FLPA audit results mean small refunds to county taxpayers
By Stephanie Johns
Talk of audits dominated the most recent meeting of the Morgan County Board of Assessors.
Chuck Anglin, chief appraiser, shared details of the Forest Land Protection Act (FLPA) audit results. He said that Georgia Department of Revenue audits all counties with FLPA forest land covenants, which totals 25,000 acres in forest land protection in Morgan County.
He noted that WinGAP, which is appraisal software, applied a 3 percent increase to FLPA participants when in fact a moratorium should have prevented that increase. Because of this unintended increase in 2010 and 2011, Anglin said that FLPA will issue small refunds to FLPA participants – the largest refund in Morgan County will be for about $90 – as well as to the county. The unintended increase occurred statewide and was attributed to a program error.
Regarding WinGAP, Anglin said he wants to write a letter to the county IT Department informing them that it has personal information, including Social Security numbers, details about personal property and business accounts, and needs to be handled with utmost importance. He added that no one with millage rate setting responsibilities should be able to view this information.
He then spoke about the challenge involved in estimating property behind locked gates or when the Board of Assessors has been denied access by the property owner. He said that when they are unable to gain access to property they will leave door hangers.
Robert Bailey, assistant chief appraiser, later explained that the orange door hangers provide the appraiser’s name and ask that the property owner call their office.
Chairman Ron Zay asked if they could request access through the Sheriff’s Department and Anglin said that was no longer an option as the law had changed to allow property owners to deny access to their property.
Zay asked whether or not aerial photographs helped with property question and Anglin said that they couldn’t see anything on the photographs.
Zay then asked about policies for estimating such properties.

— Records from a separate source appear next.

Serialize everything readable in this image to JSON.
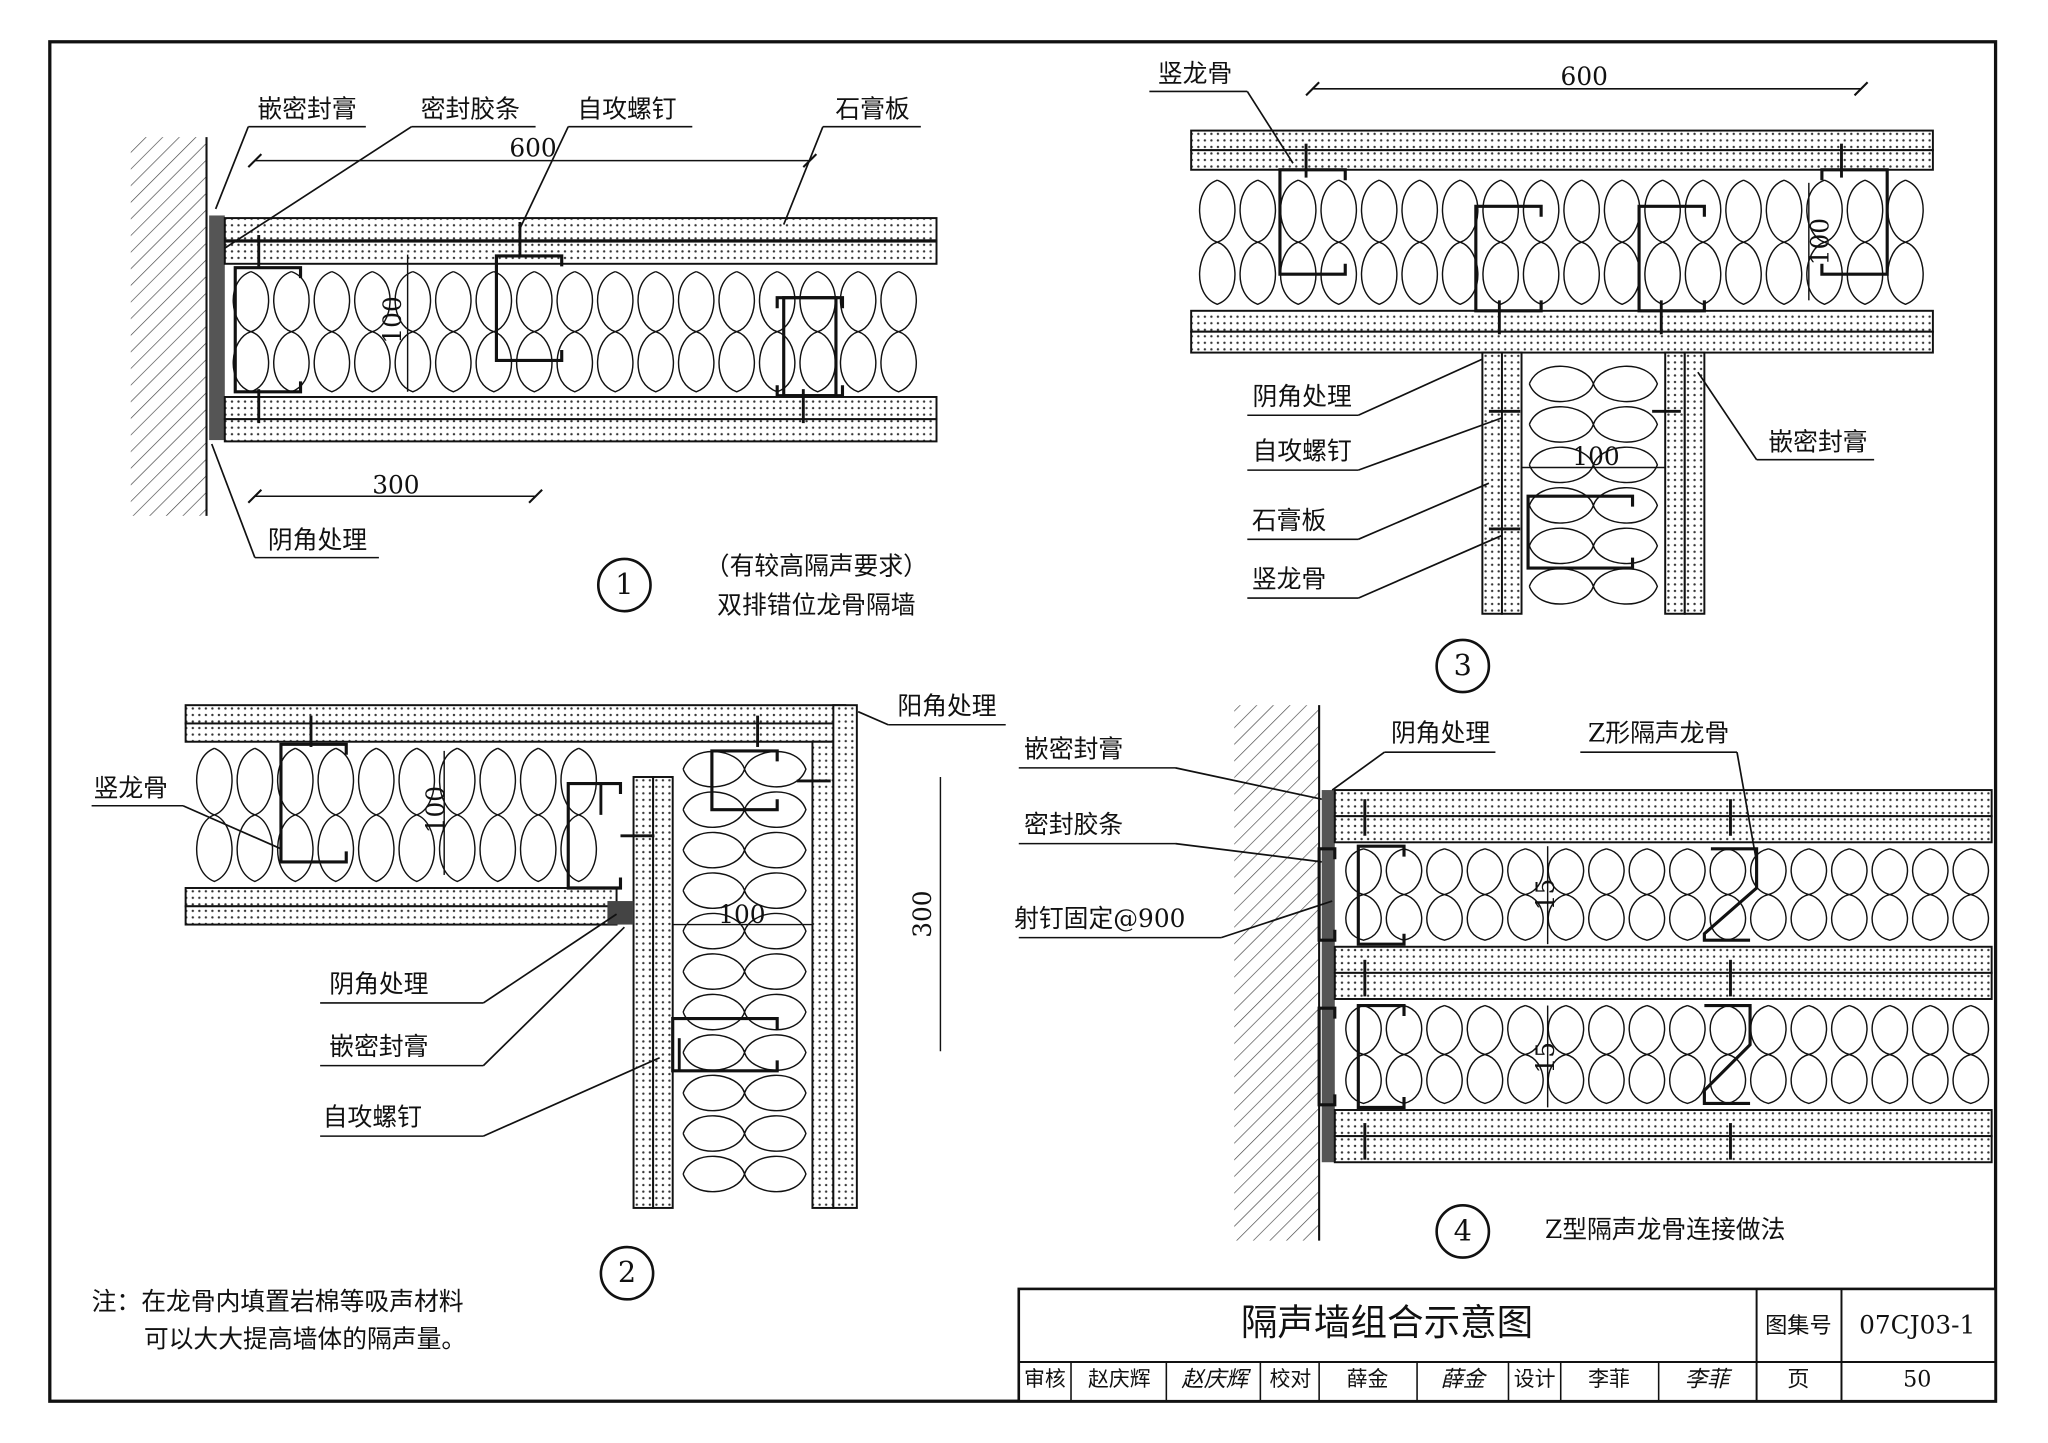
{
  "detail1": {
    "labels": [
      "嵌密封膏",
      "密封胶条",
      "自攻螺钉",
      "石膏板",
      "阴角处理"
    ],
    "dims": [
      600,
      100,
      300
    ],
    "number": "1",
    "caption": [
      "（有较高隔声要求）",
      "双排错位龙骨隔墙"
    ]
  },
  "detail2": {
    "labels": [
      "阳角处理",
      "竖龙骨",
      "阴角处理",
      "嵌密封膏",
      "自攻螺钉"
    ],
    "dims": [
      100,
      100,
      300
    ],
    "number": "2"
  },
  "detail3": {
    "labels": [
      "竖龙骨",
      "阴角处理",
      "自攻螺钉",
      "石膏板",
      "竖龙骨",
      "嵌密封膏"
    ],
    "dims": [
      600,
      100,
      100
    ],
    "number": "3"
  },
  "detail4": {
    "labels": [
      "阴角处理",
      "Z形隔声龙骨",
      "嵌密封膏",
      "密封胶条",
      "射钉固定@900"
    ],
    "dims": [
      15,
      15
    ],
    "number": "4",
    "caption": "Z型隔声龙骨连接做法"
  },
  "note": [
    "注：在龙骨内填置岩棉等吸声材料",
    "可以大大提高墙体的隔声量。"
  ],
  "title_block": {
    "title": "隔声墙组合示意图",
    "atlas_label": "图集号",
    "atlas_no": "07CJ03-1",
    "page_label": "页",
    "page_no": 50,
    "roles": [
      {
        "role": "审核",
        "name": "赵庆辉",
        "signature": "赵庆辉"
      },
      {
        "role": "校对",
        "name": "薛金",
        "signature": "薛金"
      },
      {
        "role": "设计",
        "name": "李菲",
        "signature": "李菲"
      }
    ]
  }
}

Anglin said that they would estimate the property in question based on other properties. Bailey said they could estimate the property at 100 percent of the value of what a similar house would go for. The property owner could appeal the estimate but he would have to allow them onto his property to more accurately evaluate it.
Traylor Business Services, Inc. audits companies that have personal property in the county. According to Anglin, the county has spent $74,000 and received $540,000 from the audit program Traylor conducted since 2004.
Board member Marcus Schuchs said, “Apparently we found a whole lot of stuff that wasn’t being taxed.”
Anglin said some items might have been misreported or classified incorrectly. He noted that Traylor helps the personal property owners out by showing them how to correctly report their property.
Zay asked about outstanding appeals and Anglin said that there were 25, 10 of which belong to one individual. Anglin said they would get the appeals done in no time and that the last one will be held at 7 p.m. Oct. 29, the latest time allowed by law.
In other news:
• Bailey shared details about those manufactured homes in the county that are failing to display appropriate tax decals.
The process for having tax decals on a manufactured homes changed and Bailey said they are re-educating these home owners as to their new responsibilities. Decals were to be in place as of May 1.
• There are approximately 30 homes that don’t have mobile home decals in the county.
Bailey added that they had cleaned up the mobile home digest tremendously and that now those mobile home owners who are delinquent are only delinquent one to two years.
Anglin said that the mobile home digest was harder to keep up with than automobiles while Schuchs said that aerial photographs had helped.